Some of the sports are less intensive options look into the details.
Anonymous
Anonymous wrote:
Anonymous wrote:DS is looking at sports with requirements and schools without. Prep, Landon, St. John's, Sidwell, Potomac, STA. How different does that make the experience? Overall are you happy your school has one or does not have one?
if you don’t like it then don’t apply to that school. Very simple. I like it for my daughter because it means she feels less stress and is in a better mood after exercise each day. She does xc and voyagers (rock climbing) or dance, and then track or crew in the various seasons (and what she might try next year. At NCS) It is great team building at the school, you meet people you don’t have classes with or are out of the friend group you form. I also think it allows them to feel more confident joining Rec or club sports in college if they aren’t the sort to play at a higher level. We need healthy kids and mental and physical health stems from movement!

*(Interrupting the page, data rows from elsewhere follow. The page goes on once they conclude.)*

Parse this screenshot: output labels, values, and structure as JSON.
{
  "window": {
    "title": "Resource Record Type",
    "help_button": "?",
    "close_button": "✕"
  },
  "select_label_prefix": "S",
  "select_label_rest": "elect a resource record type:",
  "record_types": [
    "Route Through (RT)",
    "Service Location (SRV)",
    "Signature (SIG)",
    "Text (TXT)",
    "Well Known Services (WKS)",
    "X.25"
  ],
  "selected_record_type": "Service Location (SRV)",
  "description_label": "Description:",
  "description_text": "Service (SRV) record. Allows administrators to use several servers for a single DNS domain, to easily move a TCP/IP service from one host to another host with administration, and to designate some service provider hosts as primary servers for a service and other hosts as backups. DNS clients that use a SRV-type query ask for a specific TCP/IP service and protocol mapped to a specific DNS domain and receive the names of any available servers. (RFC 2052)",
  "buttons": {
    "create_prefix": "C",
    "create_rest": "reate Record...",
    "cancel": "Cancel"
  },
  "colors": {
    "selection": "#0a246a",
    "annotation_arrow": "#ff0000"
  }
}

My other child is very physically active and athletic and is at a school without a sport’s requirement beyond pe one year. If my daughter went to that school she would likely not be nearly as physically strong.

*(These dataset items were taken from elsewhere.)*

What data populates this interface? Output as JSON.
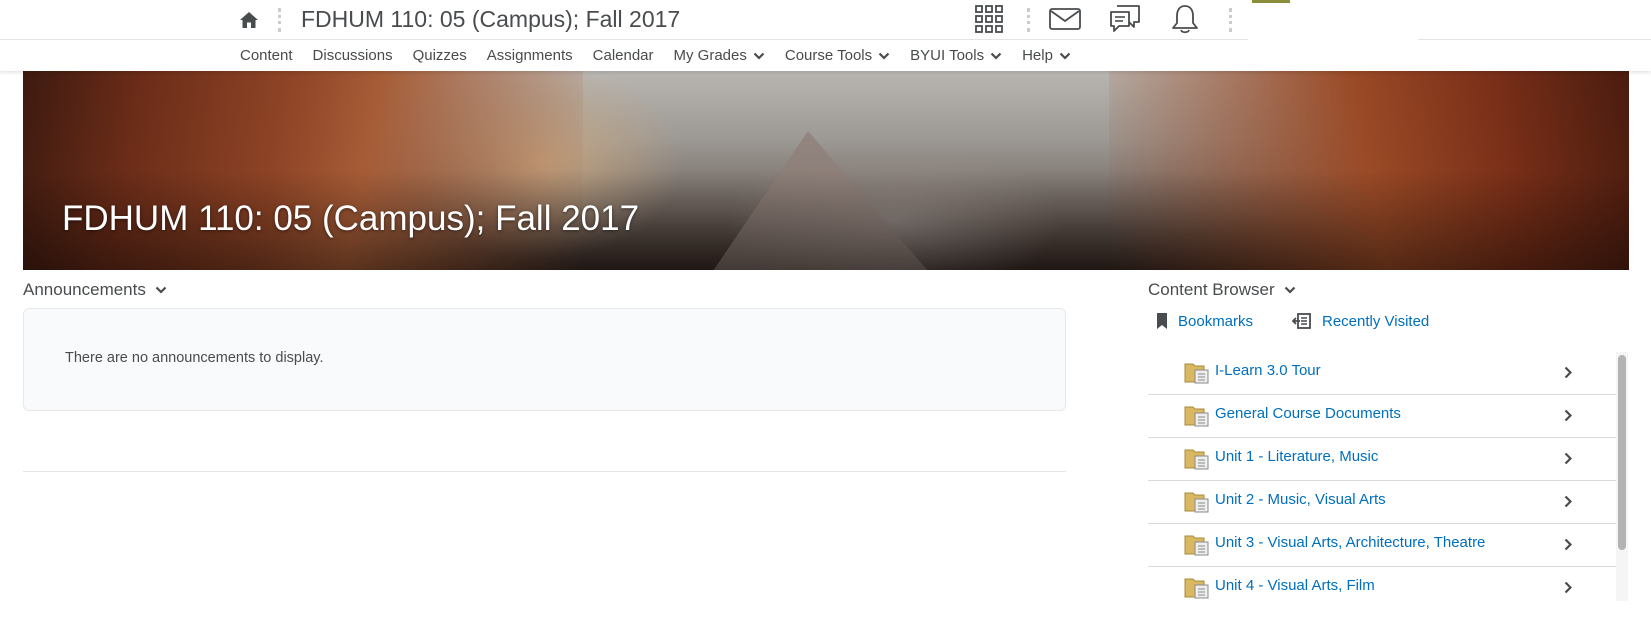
{
  "topbar": {
    "course_title": "FDHUM 110: 05 (Campus); Fall 2017",
    "home_icon": "home-icon",
    "icons": [
      "grid-icon",
      "mail-icon",
      "chat-bubbles-icon",
      "bell-icon"
    ]
  },
  "navbar": {
    "items": [
      {
        "label": "Content",
        "dropdown": false
      },
      {
        "label": "Discussions",
        "dropdown": false
      },
      {
        "label": "Quizzes",
        "dropdown": false
      },
      {
        "label": "Assignments",
        "dropdown": false
      },
      {
        "label": "Calendar",
        "dropdown": false
      },
      {
        "label": "My Grades",
        "dropdown": true
      },
      {
        "label": "Course Tools",
        "dropdown": true
      },
      {
        "label": "BYUI Tools",
        "dropdown": true
      },
      {
        "label": "Help",
        "dropdown": true
      }
    ]
  },
  "banner": {
    "title": "FDHUM 110: 05 (Campus); Fall 2017"
  },
  "announcements": {
    "title": "Announcements",
    "empty_text": "There are no announcements to display."
  },
  "content_browser": {
    "title": "Content Browser",
    "bookmarks_label": "Bookmarks",
    "recently_visited_label": "Recently Visited",
    "items": [
      "I-Learn 3.0 Tour",
      "General Course Documents",
      "Unit 1 - Literature, Music",
      "Unit 2 - Music, Visual Arts",
      "Unit 3 - Visual Arts, Architecture, Theatre",
      "Unit 4 - Visual Arts, Film"
    ]
  },
  "colors": {
    "link": "#006fbf",
    "text": "#494c4e",
    "divider": "#e3e5e8"
  }
}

I should have made it clear she does not do sports outside of school. And likely would not want to. But she loves school sports.
Anonymous
Bad idea. First if all not all kids like sports and that's ok. But, what about who are unable to do sports due to medical conditions. This is something that I don't think most ppl take into consideration.
Anonymous
Of course there are options or waivers for kids with physical impediments.
Anonymous
Anonymous wrote:Bad idea. First if all not all kids like sports and that's ok. But, what about who are unable to do sports due to medical conditions. This is something that I don't think most ppl take into consideration.


Huh? Not all kids like history or science too. Physical activity is important. Of course there are waivers for physical abilities which you’ll know severe ones don’t typically go to the schools we’re talking about on here.
Anonymous
My own school built intra-mural athletics/sports into the school day schedule, which started a bit after 8am and ended at 4pm. The only kids who stayed after 4pm were on the various (optional, but no one was cut) JV or V sports teams during that sport’s season. The school had challenging content-filled academics, was top-1 in a its (non-DC) metro, with top-10 college admits and top-20 matriculations as strong as any of the “big 3” here. The school’s lax team was a feeder to several Ivys (and then to Wall St jobs), and that helped get a small number of extra kids into Ivys in a typical year. Activities such as debate, model UN, or language-specific clubs also fit into the standard school day (i.e., ending at 4pm).

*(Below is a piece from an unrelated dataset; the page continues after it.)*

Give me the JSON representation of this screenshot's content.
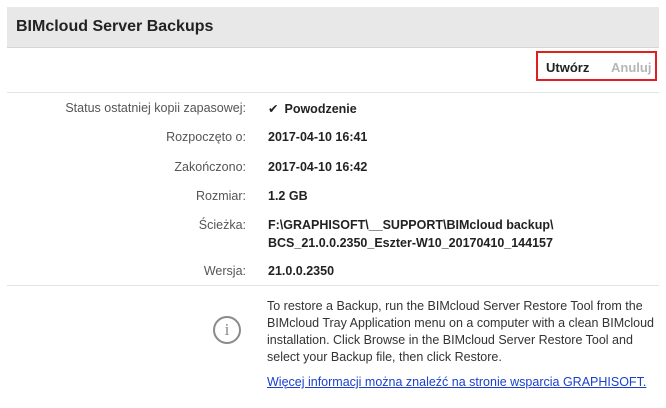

I am fine with the notion of requiring participation in some sort of physical activity and/or other clubs/ECs, but I know from experience that such a requirement need not require students to stay late at school for 2 or 3 seasons of the school year. So my gripe with several local schools is not the activity requirement, but instead with their _choice_ to schedule it in a way that keeps kids at school much longer than is really necessary. The schedules the schools have is absolutely under their control and I wish they would not choose to make most students stay late for most (or all) of the school year.